Ce livre est un livre fondateur d’un nouveau mouvement littéraire, le  » beat generation« .

La Beat Generation de Kerouac, a d’abord choqué l’Amérique puritaine des années 50 par l’homosexualité, et tout un côté un peu dépravé, un peu  » je sors des sentiers battus », je vais là où le vent me portera ( soit de grands espaces ou les coins homo des villes américaines.) . De là,  s’inspireront les hippies (Woodstock), Mai 68 … Mais il y a tout de même une forte connexion avec le Jazz et tout un milieu culturel ( milieu underground).

Bref, la Beat Generation c’est complexe et Kerouac en a fait le manifeste.

 » Les seuls gens qui existent sont ceux qui ont la démence de vivre, de discourir, d’être sauvés, qui veulent jouir de tout dans un seul instant, ceux qui ne savent pas bâiller. »

Au delà de ça, il faut savoir que la Beat Generation, c’est surtout un mode de vie qui inspire plus d’une jeunesse – mais celle des années 60, en particulier.

Et d’ailleurs, c’est ce que raconte le livre. En effet, il s’agit des errances de l’auteur sur les routes américaines. Des voyages en stop, des nuits chez qui le veut,  le partage des femmes et du Whisky entre amis d’un jour ou de toujours. L’auteur, Sal Paradise, confie sa vie au hasard ( Kundera dit que l’homme s’accroche au hasard pour construire sa vie, il n’a peut être pas tort).

Sal Paradise recherche une certaine fraternité, c’est une course vers la poursuite d’idéaux.

Sur la Route représente le cheminement de l’auteur, les moments de joies et les échecs de sa quête.

C’est le roman d’une lutte avec la vie, du désespoir.

 » Ma garce de vie s’est mise à danser devant mes yeux, et j’ai compris que quoi qu’on fasse, au fond, on perd son temps, alors autant choisir la folie. »

L’auteur, Sal Paradise, choisit le camp des gens qui courent, ne se posent pas, ne sont plus en état ou se refuse à ne rien faire. Parce qu’en ne faisant rien, on pense.

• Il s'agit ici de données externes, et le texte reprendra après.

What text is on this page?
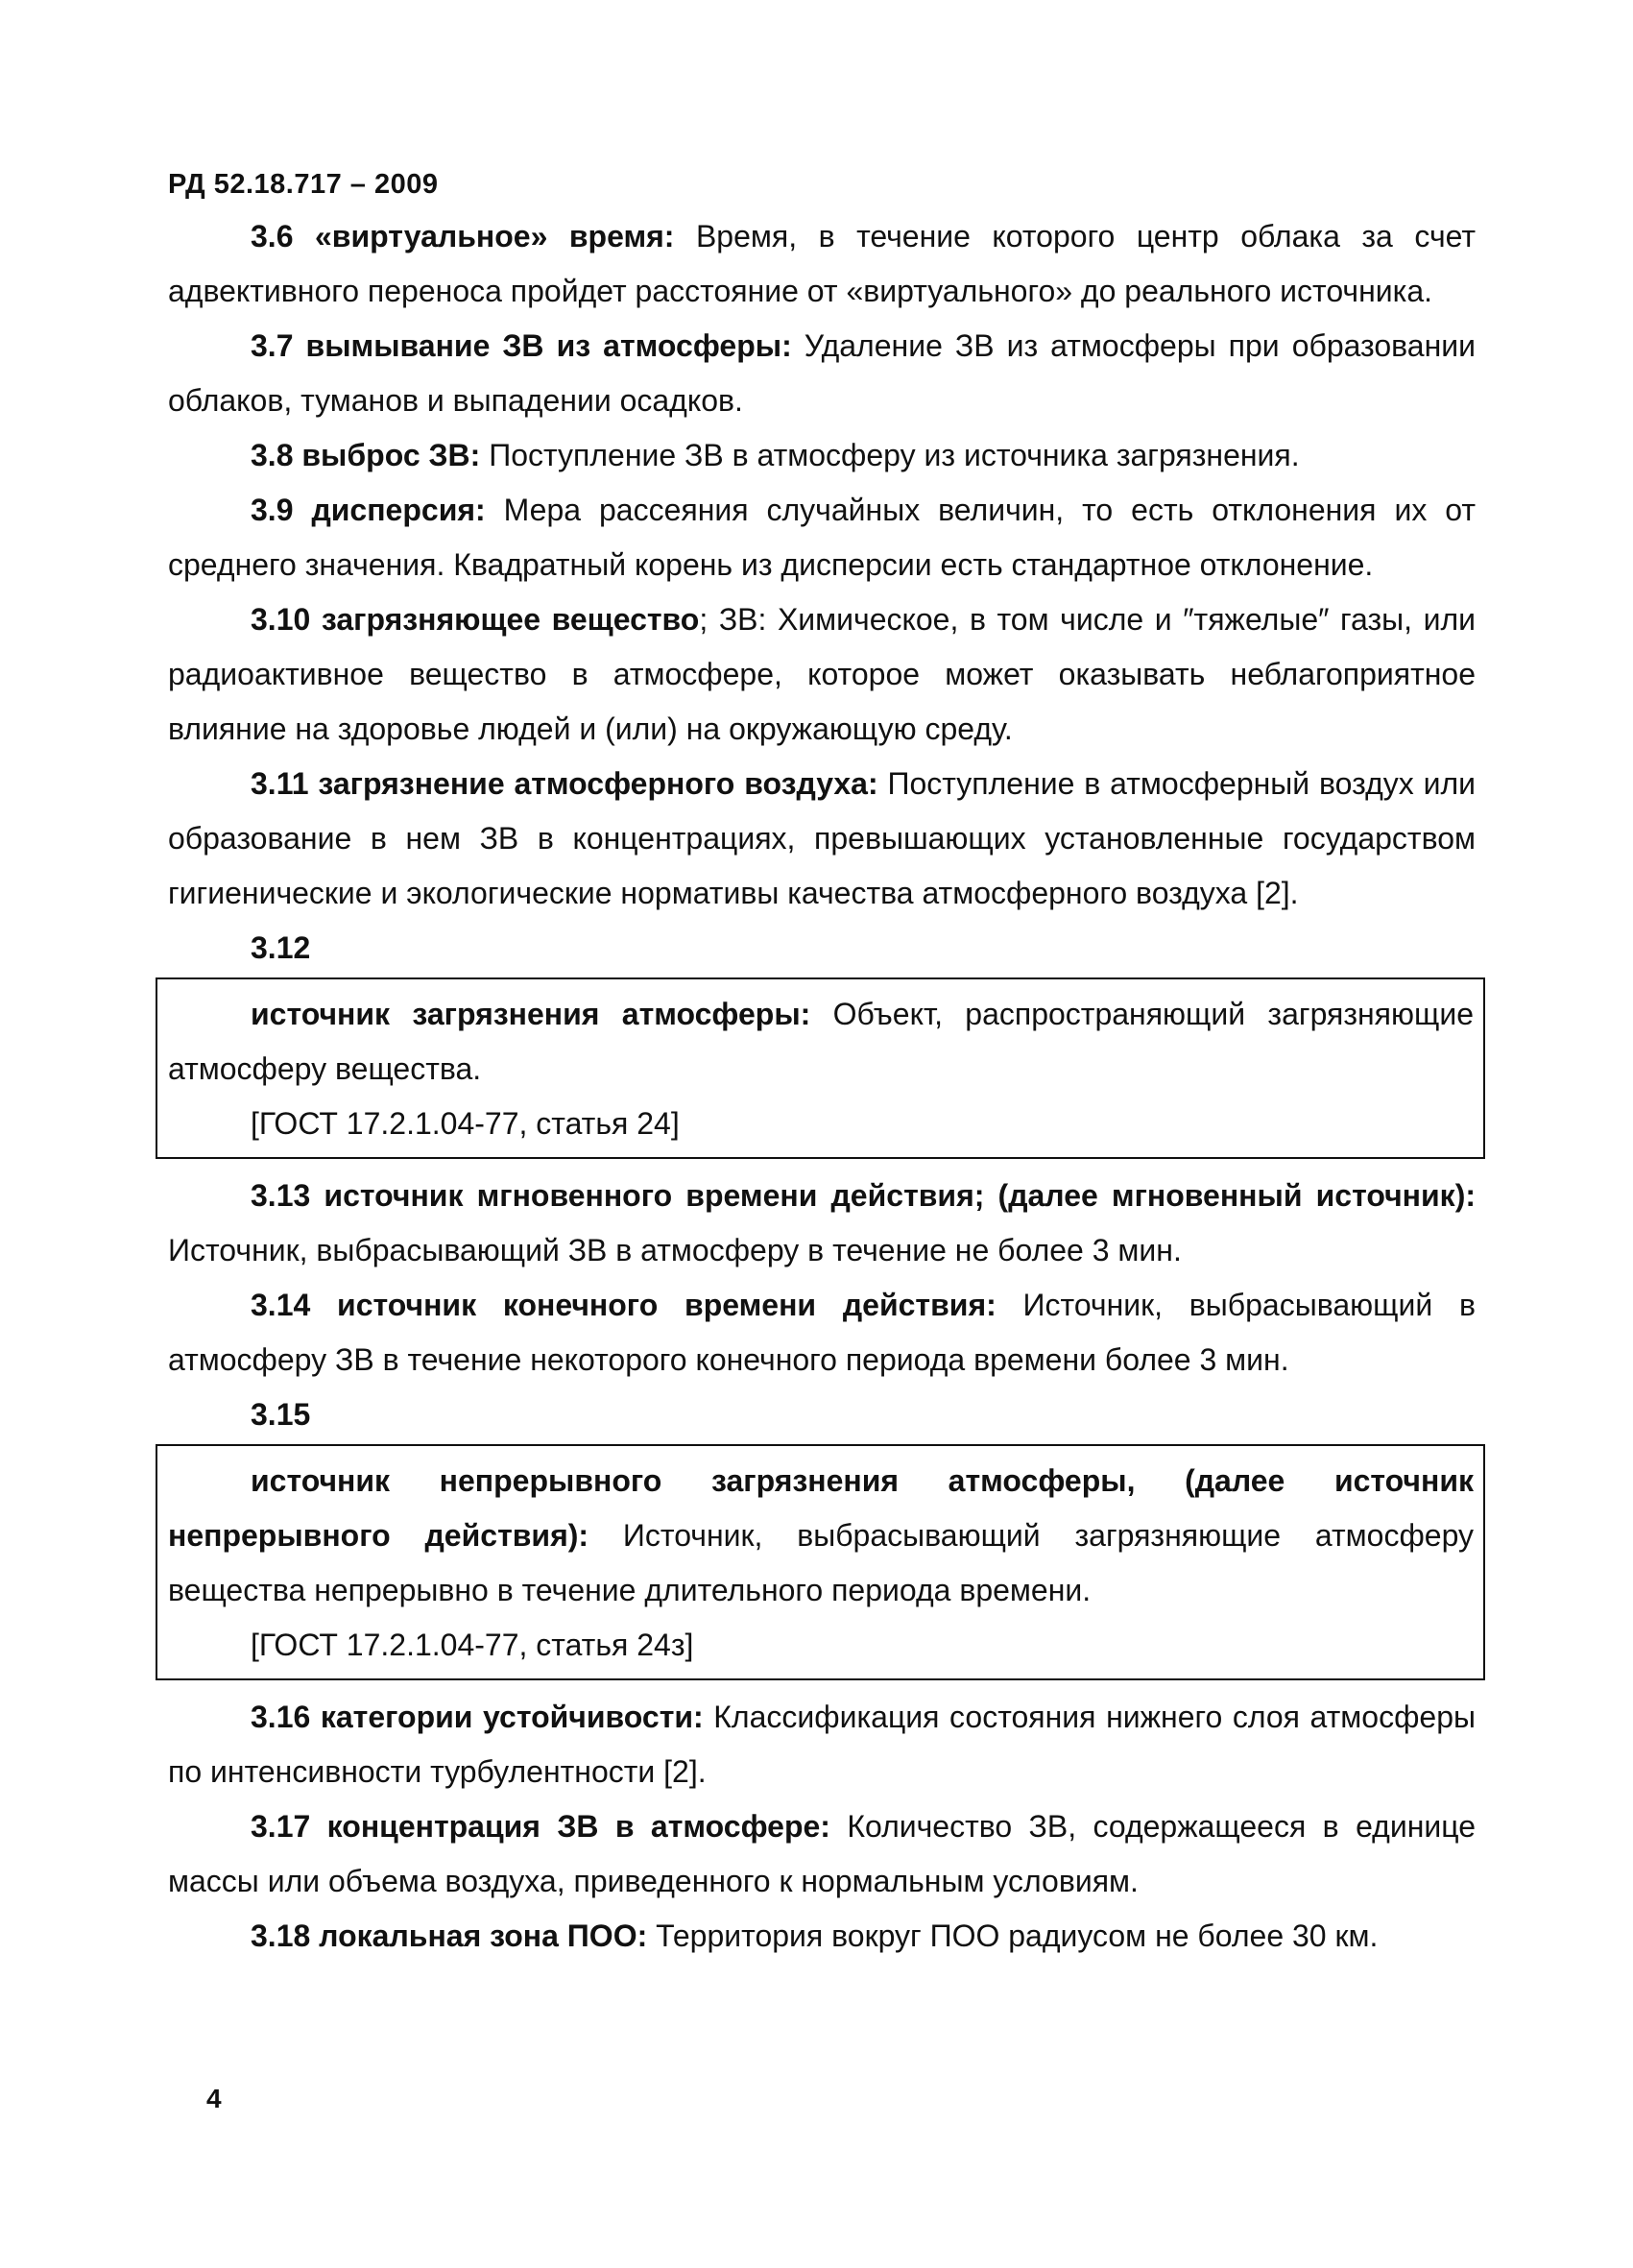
РД 52.18.717 – 2009

3.6 «виртуальное» время: Время, в течение которого центр облака за счет адвективного переноса пройдет расстояние от «виртуального» до реального источника.

3.7 вымывание ЗВ из атмосферы: Удаление ЗВ из атмосферы при образовании облаков, туманов и выпадении осадков.

3.8 выброс ЗВ: Поступление ЗВ в атмосферу из источника загрязнения.

3.9 дисперсия: Мера рассеяния случайных величин, то есть отклонения их от среднего значения. Квадратный корень из дисперсии есть стандартное отклонение.

3.10 загрязняющее вещество; ЗВ: Химическое, в том числе и ″тяжелые″ газы, или радиоактивное вещество в атмосфере, которое может оказывать неблагоприятное влияние на здоровье людей и (или) на окружающую среду.

3.11 загрязнение атмосферного воздуха: Поступление в атмосферный воздух или образование в нем ЗВ в концентрациях, превышающих установленные государством гигиенические и экологические нормативы качества атмосферного воздуха [2].

3.12

источник загрязнения атмосферы: Объект, распространяющий загрязняющие атмосферу вещества.

[ГОСТ 17.2.1.04-77, статья 24]

3.13 источник мгновенного времени действия; (далее мгновенный источник): Источник, выбрасывающий ЗВ в атмосферу в течение не более 3 мин.

3.14 источник конечного времени действия: Источник, выбрасывающий в атмосферу ЗВ в течение некоторого конечного периода времени более 3 мин.

3.15

источник непрерывного загрязнения атмосферы, (далее источник непрерывного действия): Источник, выбрасывающий загрязняющие атмосферу вещества непрерывно в течение длительного периода времени.

[ГОСТ 17.2.1.04-77, статья 24з]

3.16 категории устойчивости: Классификация состояния нижнего слоя атмосферы по интенсивности турбулентности [2].

3.17 концентрация ЗВ в атмосфере: Количество ЗВ, содержащееся в единице массы или объема воздуха, приведенного к нормальным условиям.

3.18 локальная зона ПОО: Территория вокруг ПОО радиусом не более 30 км.

4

Et penser nous détruit, comme Buko, comme tout un tas de type géniaux, on en arrive au même point : la vie, ce n’est qu’attendre la mort. Tout ce que l’on construit n’a aucun sens, on trompe seulement l’ennui de l’attente. Et une lampée de whisky.

 » Parce que les seuls gens qui m’intéressent sont les fous furieux, les furieux de la vie, les furieux du verbe, qui veulent tout à la fois »

 Quant à savoir si cela m’a plu, c’est autre chose. Evidemment, j’aime bien les types désespérés, les types qui sont un peu barrés, les types qui écrivent bien, ceux qui boivent du whisky. Je l’aime bien quoi, je serais même parti sur la route avec lui s’il avait fallu, mais j’ai du m’y prendre à plusieurs fois pour le lire. Non pas à cause de son langage argotique et parfois cru mais parce que la rédaction non conventionnelle du roman rend sa lecture pas easy du tout. C’est un peu une épopée, à l’image du roman.